An abundance of riches in Italy meant that he only made 31 appearances for the national team, but he still managed to grab a World Cup gold medal in 2006.
One of the few players to have won it all.
Medals at Multiple FIFA World Cups and Summer Olympic Games
Kalle Svensson played over 70 games for Sweden throughout the 1940s and '50s and was fundamental to the nation's success and growth as a footballing country in that time.
He won gold at the 1948 Summer Olympics and bronze in 1952; he won bronze at the 1950 World Cup and followed that up with a silver medal in his 1958 swan song.
Starting GK for Germany's Famous "Breslau-Elf" Team
Part of two World Cups for Germany in 1934 and 1938, Hans Jakob earned 38 caps for his country and famously helped the Germans defeat Denmark, 8-0, in 1937.
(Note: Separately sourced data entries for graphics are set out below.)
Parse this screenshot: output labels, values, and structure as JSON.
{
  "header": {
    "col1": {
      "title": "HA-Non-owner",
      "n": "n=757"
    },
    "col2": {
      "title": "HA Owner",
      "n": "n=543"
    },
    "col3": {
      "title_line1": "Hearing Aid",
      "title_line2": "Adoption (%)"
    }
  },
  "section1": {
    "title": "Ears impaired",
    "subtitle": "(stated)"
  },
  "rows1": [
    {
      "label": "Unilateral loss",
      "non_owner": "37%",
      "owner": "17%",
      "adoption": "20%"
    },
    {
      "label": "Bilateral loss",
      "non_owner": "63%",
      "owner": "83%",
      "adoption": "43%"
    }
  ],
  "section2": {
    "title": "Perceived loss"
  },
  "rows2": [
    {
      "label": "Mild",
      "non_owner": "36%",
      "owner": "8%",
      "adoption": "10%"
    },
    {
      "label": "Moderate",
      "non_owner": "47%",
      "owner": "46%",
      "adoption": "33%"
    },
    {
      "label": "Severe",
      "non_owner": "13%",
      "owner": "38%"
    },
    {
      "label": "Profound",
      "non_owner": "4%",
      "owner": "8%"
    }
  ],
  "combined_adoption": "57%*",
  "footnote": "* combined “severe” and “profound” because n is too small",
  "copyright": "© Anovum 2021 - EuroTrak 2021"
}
In his 38 international games, Germany only suffered eight losses, with his size, athletic physique and strength in the air making him very tough to beat.
Carlos Jose Castilho
Played in Four World Cup Tournaments (1950-1962)
Carlos Jose Castilho was the man of the improbable save, and he did it time and time again for both Brazil and Fluminese throughout his 17-year football career.
He played a club-record 696 games for Fluminese.
German Footballer of the Year: 1975, 1977, 1978
Nicknamed "the Cat From Anzing" due to his incredible reflexes, Sepp Maier is, arguably, the greatest goalkeeping product ever to take the field for Germany.
He played 95 games for West Germany from 1966 to 1979, and he also made over 500 appearances for Bayern Munich—leading to great domestic success in that time.
With him in goals, the Bavarians won 13 trophies in 10 years.
IFFHS Best Goalkeeper of the 20th Century: first place
There isn't a No. 1 goalkeeper on this list, but if there were to be a No. 1, it would be Lev Yashin.
Nicknamed "the Black Spider," Yashin was known for his incredible reflex saves and stature in goals—becoming the only goalkeeper to win the FIFA Ballon d'Or.
Named as the starting GK in the World Team of the 20th Century, he was also considered FIFA's World Keeper of the Century. His 800-plus-game career is thought to include over 150 penalty saves and over 250 clean sheets—both of which are simply staggering numbers.